What sets Campodonico’s police brutality lawsuit apart from others is that Dauphin and James were recently revealed to be dirty cops, after being caught up in an FBI undercover investigation. Both officers pleaded guilty to extortion charges after admitting they took cash payments in exchange for providing protection for a Liberty City sports-betting ring in Dauphin’s case, and a check-cashing store, in James’s case.
As for Ortiz, a sergeant, he was recently elected president of the Fraternal Order of Police union after serving as its vice president.
A bystander video-recorded the Ultra Music confrontation on March 25, 2011, the first night of the weekend event, on a cell phone and posted it on the Internet. The video is dark and distant, and doesn’t capture the entire event, making it difficult to see how the confrontation started and exactly what transpired. It does show an officer tasering Campodonico while he was face-down and his body inches from the ground.
On the video, audio captured a man criticizing the officers’ actions.
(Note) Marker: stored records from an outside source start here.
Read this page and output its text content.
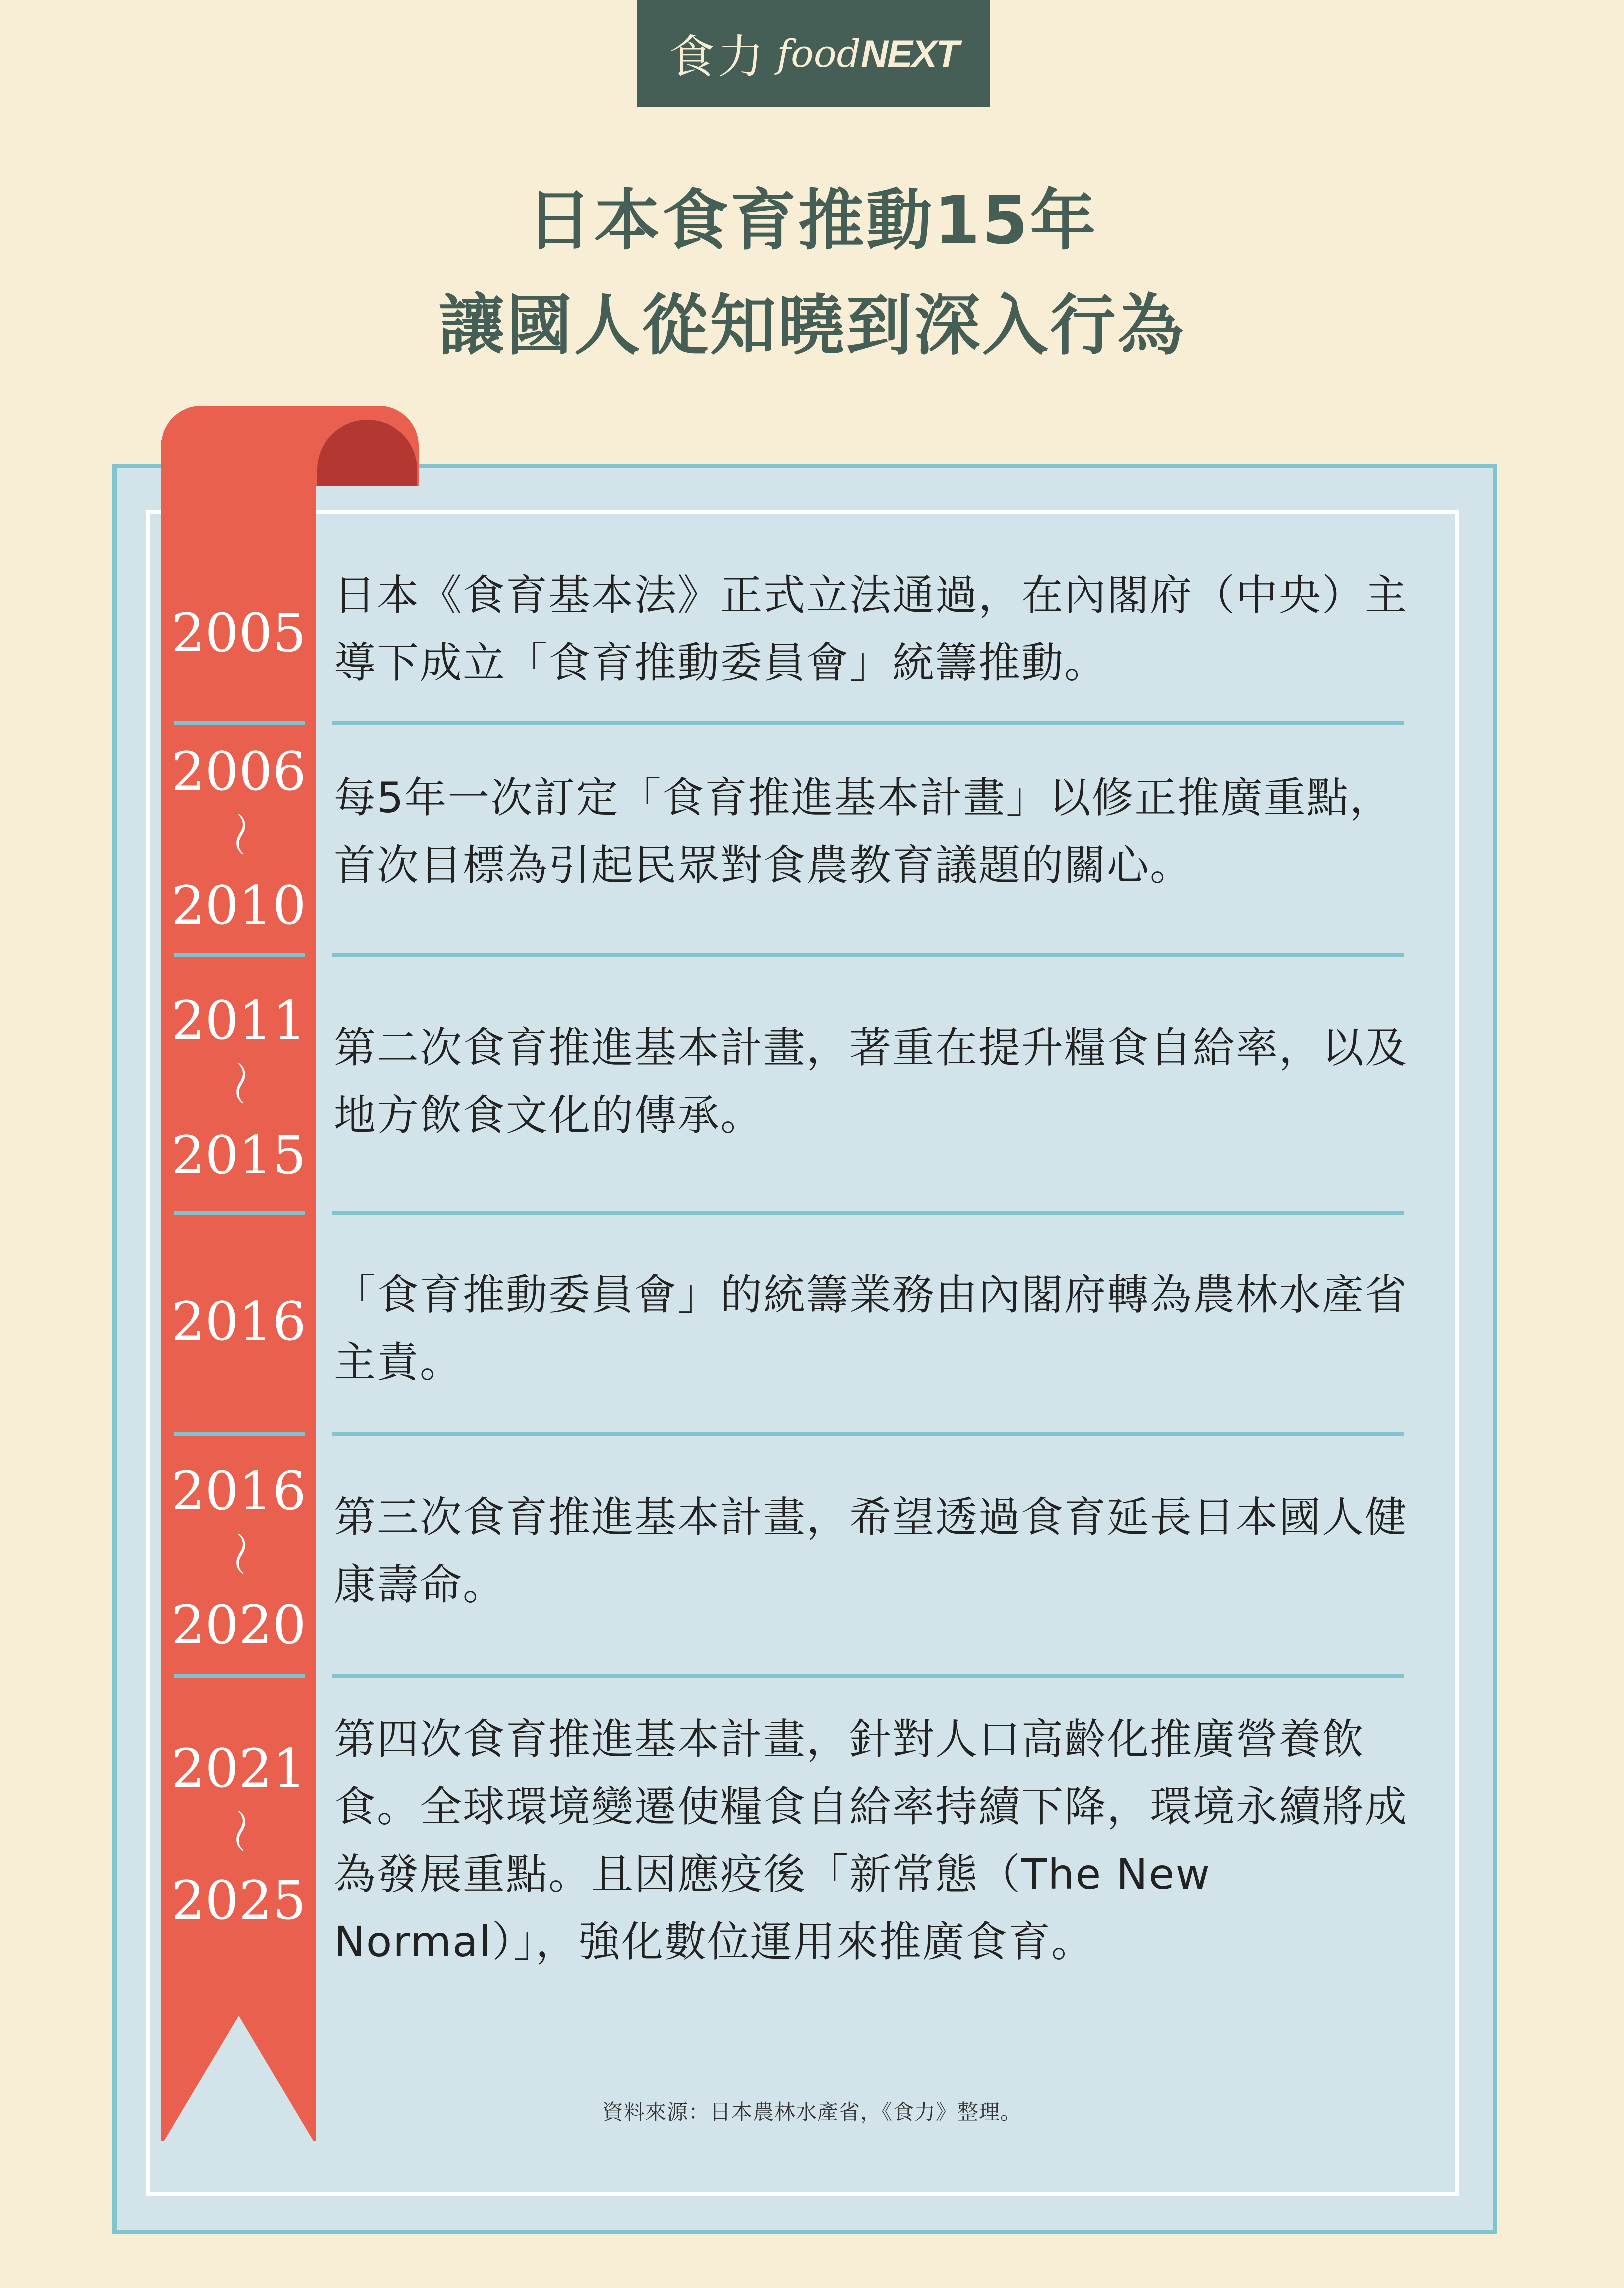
食力 foodNEXT
日本食育推動15年
讓國人從知曉到深入行為
2005
日本《食育基本法》正式立法通過，在內閣府（中央）主導下成立「食育推動委員會」統籌推動。
2006
〜
2010
每5年一次訂定「食育推進基本計畫」以修正推廣重點，首次目標為引起民眾對食農教育議題的關心。
2011
〜
2015
第二次食育推進基本計畫，著重在提升糧食自給率，以及地方飲食文化的傳承。
2016 「食育推動委員會」的統籌業務由內閣府轉為農林水產省主責。
2016
〜
2020
第三次食育推進基本計畫，希望透過食育延長日本國人健康壽命。
2021
〜
2025
第四次食育推進基本計畫，針對人口高齡化推廣營養飲食。全球環境變遷使糧食自給率持續下降，環境永續將成為發展重點。且因應疫後「新常態（The New Normal）」，強化數位運用來推廣食育。
資料來源：日本農林水產省，《食力》整理。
He can be heard saying, “That’s f---ed up. That’s f---ed up.” A school teacher standing nearby yelled, “They’re going to kill him,” before she rushed in to help Campodonico, according to her deposition in the state battery case.
Ortiz and Lugo deny any misconduct, saying through their FOP attorney that the suit is “nonsense.”
“It costs $300 to file a lawsuit,” FOP attorney Ronald Cohen said. “But it takes evidence to prove it. We look forward to complete vindication for these fine officers.”
Dauphin and James, who are both free while awaiting sentencing, could not be reached for comment. The city of Miami, also a defendant in the civil suit, declined to comment in an email.